I’ve read a lot of books about pain and suffering from a biblical perspective. I don’t want to obsess about pain, but I do want to get all the information I can from people who are knowledgeable in this area, both for my benefit and for yours.
I recently read a book by Dr. Jim Halla called, Pain: The Plight of Fallen Man. The subtitle is, “God’s Prescription for Persevering”. The basic thesis of the book is that there is something more we can seek in suffering than just pain relief. God can use our suffering for our good and His glory. Our desire as believers is to become more like Christ, and if we respond biblically to our pain, He will use it toward that goal.
You can read reviews of the book lots of places online, so I’m not going to do that here. What I want to share with you is one valuable piece of information that I got from this book, which really changed my thinking about my pain:
“A person does what he does and feels what he feels because he thinks what he thinks and, most often, he thinks what he thinks because he wants what he wants.”
This statement is loaded with information and implications that we need to consider carefully if we are to respond biblically to suffering, pain, or illness. What Halla is saying here is that our thoughts trigger our feelings and actions. How do you think about your pain? Do you hate it, resent the limitations it puts on you, and desire only that it would go away? Are you angry when the pain comes back after a few hours or days of relief? Do frustration and sadness always accompany your thoughts about your suffering?
You are having these thoughts, according to the book, because you “want what you want”. What is it that you want that you are not getting? Pain relief? A return to normal life? Another question to ask yourself is, what do you have that you don’t want? A body that doesn’t work the way you want it to? Side effects of medications you resent having to take? Loneliness and isolation brought on by disability? All of these things can bring on thoughts that lead to an unbiblical emotional response.
Let’s look a little deeper. If our thoughts come because we want what we want, then where do those desires come from? According to the Bible, those desires come from our heart. The Bible addresses these desires as being of the flesh. In Galatians 5, Paul instructs us to walk in the Spirit, so that we will not fulfill the desires of the flesh. He goes on to describe how the flesh and the Spirit are in a constant battle, so that we do not do the things we wish. As believers, we wish to have a Christ-like response to all of our trials, including our pain. But often, we lose the battle against our flesh. We want what we want—pain relief—and when we don’t get it, we feel sad or mad, or frustrated, or whatever feelings are shouting the loudest that day.
But it can be different for us. If we go back to the point where the thoughts started—back to that original desire for pain relief, and change that to a desire to glorify God, then we don’t have to be disappointed. If I am in pain, and I have done what I can to get relief and it hasn’t helped, then I must set my desires toward Christ, and His glory. If I am hurting, and my desire is to glorify Him, then I am free and able to do so. By the power of the Holy Spirit, I can bring glory to God whether I am in pain or not. I can use my pain as a springboard to speak to others about Christ. I can be joyful and content in my disability or pain, inviting others to ask me how I do that. I can use my pain as a way to gain involvement with others who are suffering, so that I can give them godly counsel and encouragement.

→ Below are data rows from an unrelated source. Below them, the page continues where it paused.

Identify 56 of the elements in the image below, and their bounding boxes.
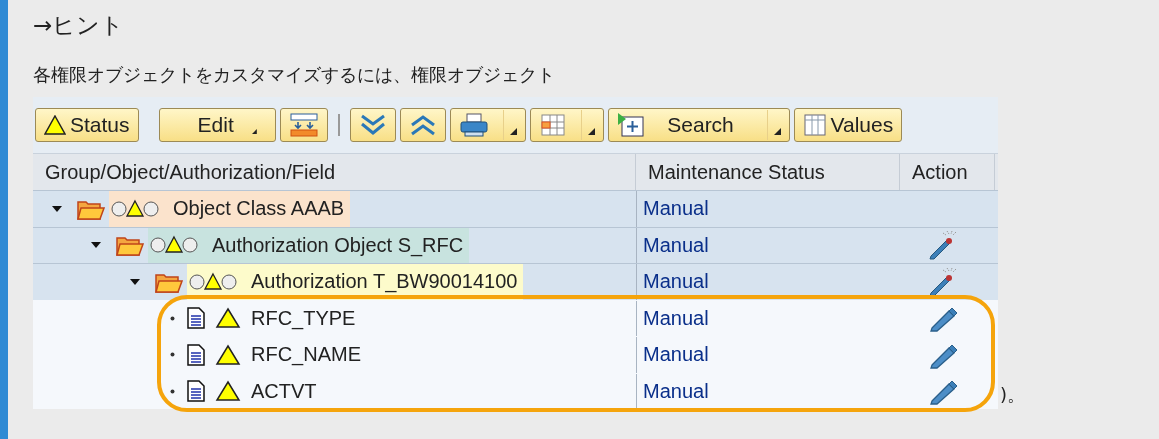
field-name: ACTVT xyxy=(251,379,317,403)
status-cell: Manual xyxy=(636,337,900,373)
collapse-caret-icon[interactable] xyxy=(51,203,63,214)
bullet-icon xyxy=(170,388,175,394)
hint-text: 各権限オブジェクトをカスタマイズするには、権限オブジェクト xyxy=(33,63,556,87)
toolbar-button[interactable] xyxy=(399,108,446,142)
tree-row[interactable]: Authorization Object S_RFC Manual xyxy=(33,226,998,263)
status-lights-icon xyxy=(189,271,237,292)
status-cell: Manual xyxy=(636,373,900,409)
add-filter-icon xyxy=(616,112,645,138)
node-label: Authorization Object S_RFC xyxy=(212,233,464,257)
toolbar-button[interactable]: Status xyxy=(35,108,139,142)
dropdown-caret-icon xyxy=(509,128,517,135)
toolbar-button[interactable] xyxy=(349,108,396,142)
status-cell: Manual xyxy=(636,264,900,300)
node-label: Authorization T_BW90014100 xyxy=(251,270,518,294)
dropdown-caret-icon xyxy=(773,128,781,135)
tree-row[interactable]: Object Class AAAB Manual xyxy=(33,190,998,227)
warning-icon xyxy=(44,115,66,135)
printer-icon xyxy=(458,112,489,138)
split-button[interactable]: Search xyxy=(607,108,790,142)
status-lights-icon xyxy=(111,198,159,219)
expand-all-icon xyxy=(358,113,387,137)
dropdown-caret-icon xyxy=(251,128,257,135)
tree-row[interactable]: RFC_TYPE Manual xyxy=(33,299,998,336)
hint-text-end: )。 xyxy=(1000,383,1026,407)
document-icon xyxy=(187,380,205,403)
split-button[interactable] xyxy=(529,108,604,142)
warning-icon xyxy=(215,380,241,403)
collapse-caret-icon[interactable] xyxy=(129,276,141,287)
toolbar-button[interactable]: Values xyxy=(793,108,903,142)
toolbar-button[interactable] xyxy=(279,108,328,142)
warning-icon xyxy=(215,343,241,366)
status-lights-icon xyxy=(150,235,198,256)
pencil-icon[interactable] xyxy=(927,266,959,297)
columns-icon xyxy=(288,112,319,138)
menu-button[interactable]: Edit xyxy=(158,108,276,142)
table-icon xyxy=(802,113,827,137)
warning-icon xyxy=(215,307,241,330)
pencil-icon[interactable] xyxy=(927,230,959,261)
bullet-icon xyxy=(170,315,175,321)
node-label: Object Class AAAB xyxy=(173,197,345,221)
tree-row[interactable]: RFC_NAME Manual xyxy=(33,336,998,373)
status-cell: Manual xyxy=(636,191,900,227)
folder-icon xyxy=(116,234,144,257)
dropdown-caret-icon xyxy=(587,128,595,135)
document-icon xyxy=(187,343,205,366)
field-name: RFC_TYPE xyxy=(251,306,356,330)
document-icon xyxy=(187,307,205,330)
grid-icon xyxy=(538,113,567,137)
tree-row[interactable]: Authorization T_BW90014100 Manual xyxy=(33,263,998,300)
split-button[interactable] xyxy=(449,108,526,142)
bullet-icon xyxy=(170,352,175,358)
collapse-all-icon xyxy=(408,113,437,137)
hint-title: →ヒント xyxy=(33,11,126,40)
field-name: RFC_NAME xyxy=(251,343,361,367)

There are many ways we can use our pain for God’s glory, but they all start with the desires of our heart, which lead to our thoughts, which lead to our feelings and actions! Do you want the Lord to use your pain for His glory? If so, then begin right now to ask Him to show you how He wants to do it. I am not saying you should stop looking for relief from your pain with whatever means the Lord allows. But, if there is no solution and you must suffer, then why not suffer well? Romans 8 tells us that all things work together for our good and God’s glory, so why not put that to the test in the case of your pain?! I hope you will consider this a challenge, and share in the comments how God is being glorified in your new attitude.